Stefano FioresiStefano Fioresi was born in Modena on 28 July 1965.
He attended the Venturi Artistic High School in Modena and qualified in 1983 as a commercial artist.
His artistic sensitivity, his uncommon technical gifts that became apparent at an early age and his great versatile powers of expression and execution enabled him to gain different types of artistic and professional experience, also at the international level. In 1984 he decorated part of the Palais de la Culture in Algiers. He subsequently made decorations on glass for large-scale interiors, which was an experience that gave him the technical skill required to take on major commissions. A few years later he depicted scenes from the great motor racing competitions on glass panels for the headquarters of the Modena branch of the automobile Club Italia. Since 1989 he has been pursuing successful career in the advertising industry.nAt the same time he has been active in the field of graphic art. His favourite themes have always been connected with his passion for cars. One particularly important piece of work from this period is a series of panels for the headquarters of Ferrari in Maranello that provides a comprehensive view of the buildings that make up the headquarters of the manufacturer of the car with the black horse logo (1990). From the end of the nineties his creative work took a new turn in the direction of an artistic search for new techniques and themes. By using his experience in the advertising industry and by carefully rereading the elements of pop art of the seventies and eighties the artist has been able to develop a style that reinterprets the syntactic and visual elements of mass communication to activate a creative approach to artistic expression in the direction of New Italian Pop Art.

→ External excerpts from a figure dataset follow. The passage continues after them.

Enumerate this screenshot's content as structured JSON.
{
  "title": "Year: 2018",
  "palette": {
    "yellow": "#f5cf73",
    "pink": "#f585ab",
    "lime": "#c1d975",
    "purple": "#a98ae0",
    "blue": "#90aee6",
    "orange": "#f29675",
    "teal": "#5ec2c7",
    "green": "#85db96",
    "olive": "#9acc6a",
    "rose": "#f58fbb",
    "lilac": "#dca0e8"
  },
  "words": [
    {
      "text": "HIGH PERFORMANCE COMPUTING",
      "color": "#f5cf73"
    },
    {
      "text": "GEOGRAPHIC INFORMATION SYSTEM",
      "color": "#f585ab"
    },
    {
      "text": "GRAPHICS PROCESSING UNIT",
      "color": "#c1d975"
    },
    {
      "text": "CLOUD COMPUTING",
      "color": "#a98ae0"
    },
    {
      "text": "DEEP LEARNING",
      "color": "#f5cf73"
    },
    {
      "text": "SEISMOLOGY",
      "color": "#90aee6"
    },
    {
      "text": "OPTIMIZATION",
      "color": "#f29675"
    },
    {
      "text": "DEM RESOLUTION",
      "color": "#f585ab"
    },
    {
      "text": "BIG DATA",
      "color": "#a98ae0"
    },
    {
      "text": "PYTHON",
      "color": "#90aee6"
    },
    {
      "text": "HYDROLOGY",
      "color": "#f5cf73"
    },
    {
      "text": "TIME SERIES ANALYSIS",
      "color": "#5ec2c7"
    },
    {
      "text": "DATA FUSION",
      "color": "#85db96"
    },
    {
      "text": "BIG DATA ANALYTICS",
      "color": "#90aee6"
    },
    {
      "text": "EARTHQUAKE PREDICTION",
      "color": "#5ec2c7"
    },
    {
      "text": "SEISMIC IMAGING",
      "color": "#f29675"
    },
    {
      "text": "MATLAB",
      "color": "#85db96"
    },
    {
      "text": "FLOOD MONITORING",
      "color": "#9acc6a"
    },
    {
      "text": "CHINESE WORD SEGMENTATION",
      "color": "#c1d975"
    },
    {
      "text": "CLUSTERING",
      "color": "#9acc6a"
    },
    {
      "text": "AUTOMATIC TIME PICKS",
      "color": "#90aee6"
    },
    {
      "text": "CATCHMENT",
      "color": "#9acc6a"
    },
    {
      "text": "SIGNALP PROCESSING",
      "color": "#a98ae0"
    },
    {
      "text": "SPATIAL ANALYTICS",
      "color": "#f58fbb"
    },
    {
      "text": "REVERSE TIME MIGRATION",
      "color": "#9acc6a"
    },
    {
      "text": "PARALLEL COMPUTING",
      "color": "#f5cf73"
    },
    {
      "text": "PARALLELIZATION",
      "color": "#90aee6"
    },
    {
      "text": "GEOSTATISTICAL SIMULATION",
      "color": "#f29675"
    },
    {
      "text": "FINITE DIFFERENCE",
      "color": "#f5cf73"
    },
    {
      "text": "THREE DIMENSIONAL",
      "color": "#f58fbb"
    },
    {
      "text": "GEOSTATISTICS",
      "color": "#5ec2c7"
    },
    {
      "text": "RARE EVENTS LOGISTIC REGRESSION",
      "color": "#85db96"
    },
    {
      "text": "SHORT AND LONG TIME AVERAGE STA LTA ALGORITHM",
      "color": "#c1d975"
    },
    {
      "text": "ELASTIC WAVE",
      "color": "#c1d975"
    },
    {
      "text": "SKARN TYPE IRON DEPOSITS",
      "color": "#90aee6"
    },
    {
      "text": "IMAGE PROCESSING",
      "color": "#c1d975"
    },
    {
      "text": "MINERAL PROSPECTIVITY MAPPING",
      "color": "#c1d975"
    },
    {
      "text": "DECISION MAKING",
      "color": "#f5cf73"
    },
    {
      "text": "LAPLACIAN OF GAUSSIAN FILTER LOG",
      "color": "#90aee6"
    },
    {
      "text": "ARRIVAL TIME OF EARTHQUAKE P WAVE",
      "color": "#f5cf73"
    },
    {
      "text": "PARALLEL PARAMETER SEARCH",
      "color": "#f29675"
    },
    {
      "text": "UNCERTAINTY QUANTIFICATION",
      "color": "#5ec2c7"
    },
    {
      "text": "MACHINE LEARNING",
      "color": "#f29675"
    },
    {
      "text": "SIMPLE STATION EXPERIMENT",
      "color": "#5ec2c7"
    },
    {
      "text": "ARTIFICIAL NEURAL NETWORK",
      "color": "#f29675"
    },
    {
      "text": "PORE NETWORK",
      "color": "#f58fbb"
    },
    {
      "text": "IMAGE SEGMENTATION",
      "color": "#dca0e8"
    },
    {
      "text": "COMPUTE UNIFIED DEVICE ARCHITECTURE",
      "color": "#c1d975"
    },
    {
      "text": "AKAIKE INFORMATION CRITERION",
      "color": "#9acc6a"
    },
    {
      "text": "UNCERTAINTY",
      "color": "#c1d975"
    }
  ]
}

The installation of Stefano Fioresi’s “Passion and Glory” realized for OPEN2OO6 is a clever example of image marketing. In his purest pop style, the artist from Modena chooses from the mass information circuits an icon that has been topical for at least two thousand years: the icon of Christ, scorned and abandoned by his Father. This is a symbol full of meaning for the whole of contemporary society: Christian, non-Christian and lay. We live in times when, once again, religions are dividing peoples and laying more stress on separating than on uniting them, thus going against the basis of every faith. The charismatic face of Christ who, in death, epitomizes the condition of every human being who has ever trod this earth, sums up all the fears, uncertainties and fragility of people. Fioresi takes his suffering gaze and transposes it onto the faces of six cubes, stacked one on top of the other to form a kind of modern pyramid four metres high.  Jesus raises his eyes while the nails pierce his hands. The obsessive reiteration of the scene repeats the theme of the work of art, there is no glory without pain. And the warning of that white face that seems to conquer space with a struggle reminds the man in the street of Heidegger’s invitation “to go back out into the open, as the ancients did, if we want to find the divine”. But our eyes, filled with technological images, have lost Erasmus’s craving for faith. To return to the heavens we will have to build a tower far higher than the Tower of Babel, and maybe even try to get there on foot.